How drawing up a play in the interview process helped sell the Wizards on Troy Brown

While meeting with Oregon's Troy Brown during the pre-draft interview process, evaluators from the Washington Wizards issued him an on-the-spot challenge. Head coach Scott Brooks pulled out a dry-erase clipboard and a pen. He wanted to see Brown draw up a play.

This is a test Brooks has administered before to other players. Some have failed miserably.

"It sounds easy to throw a board at somebody in front of a big group and say 'okay draw a play' and I have seen many plays drawn, and I have seen it where there are not five players on the floor," Brooks said.

That wasn't the case with Brown. He didn't just draw up one play, he drew up several. One in particular came to mind when asked by reporters on Thursday night soon after the Wizards took him 15th overall in the first round of the NBA Draft.

“I think it was a situation where we were down by two or something like that," he said. "It was like a back screen into a slip, and then the fade three and they gave you a lot of various options to cause mismatches on the court for a last minute shot to either go ahead, or even attack the basket for a layup to go into overtime.”

NBC Sports Washington analyst Cory Alexander, a veteran of seven NBA seasons, demonstrated what Brown's play looked like on a whiteboard:

The Xs and Os of basketball flow effortlessly for Brown and Wizards' brass couldn't help but be impressed.

"He really understands the game. I think for a kid that is 18 years old, that is rare but he just has a good feel," Brooks said. 

"We were impressed with his character and the type of person he is and his basketball knowledge," team president Ernie Grunfeld said. "Obviously, like any young player, he has a lot of work to do but he has a lot of the intangibles that I think you need in today's game."

Smarts are a big part of what makes Brown a good basketball player. He isn't a particularly explosive athlete, with a modest 33-inch max vertical leap, but he boasts a 6-foot-10 wingspan and solid agility. Being in the right place at the right time and knowing how to operate an offense helps him make the most of his natural abilities.

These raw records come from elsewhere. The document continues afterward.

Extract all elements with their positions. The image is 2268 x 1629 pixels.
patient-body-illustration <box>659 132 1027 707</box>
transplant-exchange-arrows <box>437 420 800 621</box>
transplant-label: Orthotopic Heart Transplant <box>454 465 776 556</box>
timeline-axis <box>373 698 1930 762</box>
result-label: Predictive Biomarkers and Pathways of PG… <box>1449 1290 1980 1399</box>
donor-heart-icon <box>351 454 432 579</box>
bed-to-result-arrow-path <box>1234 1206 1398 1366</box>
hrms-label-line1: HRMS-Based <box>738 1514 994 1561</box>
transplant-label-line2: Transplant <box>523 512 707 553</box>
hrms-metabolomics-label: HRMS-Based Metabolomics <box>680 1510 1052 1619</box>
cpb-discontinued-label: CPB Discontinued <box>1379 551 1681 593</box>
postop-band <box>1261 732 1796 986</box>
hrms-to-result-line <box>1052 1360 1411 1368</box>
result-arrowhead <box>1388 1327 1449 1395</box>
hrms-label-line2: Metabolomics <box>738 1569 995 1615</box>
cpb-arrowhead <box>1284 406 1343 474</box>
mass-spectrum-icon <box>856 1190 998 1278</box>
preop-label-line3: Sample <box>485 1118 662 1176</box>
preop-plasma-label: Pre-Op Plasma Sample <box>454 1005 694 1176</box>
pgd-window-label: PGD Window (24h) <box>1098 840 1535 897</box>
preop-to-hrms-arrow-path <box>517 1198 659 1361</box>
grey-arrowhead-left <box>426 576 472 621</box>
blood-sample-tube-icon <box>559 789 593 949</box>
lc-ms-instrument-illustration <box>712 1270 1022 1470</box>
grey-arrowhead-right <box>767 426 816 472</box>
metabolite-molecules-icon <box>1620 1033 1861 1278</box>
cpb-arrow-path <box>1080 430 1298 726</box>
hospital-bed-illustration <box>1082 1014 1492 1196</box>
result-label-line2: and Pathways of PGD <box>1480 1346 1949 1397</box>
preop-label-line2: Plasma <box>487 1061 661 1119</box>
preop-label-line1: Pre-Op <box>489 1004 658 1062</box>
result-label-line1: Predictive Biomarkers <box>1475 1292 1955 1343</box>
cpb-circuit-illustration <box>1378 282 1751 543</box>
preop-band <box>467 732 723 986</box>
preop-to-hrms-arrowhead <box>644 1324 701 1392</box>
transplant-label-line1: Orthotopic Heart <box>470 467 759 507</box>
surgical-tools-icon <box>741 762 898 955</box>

Passing is where his basketball IQ comes in handy. Brown is unusually good at distributing for a 6-foot-7 small forward. He averaged 3.2 assists as a freshman at Oregon and nine times had five assists or more in a game.

He can pass like a point guard and the Wizards are excited to implement that skill into their offense.

"Passing is contagious. We’ve been pretty good the last two years and with talking about that how we even want to take another step," Brooks said. "He has the ability to make a lot of quick plays and his ball handling is pretty good for a guy his size. That is one thing I was impressed in his workout last week or when we had him. He is able to take the contact and use his strong frame to get inside the key and make plays.”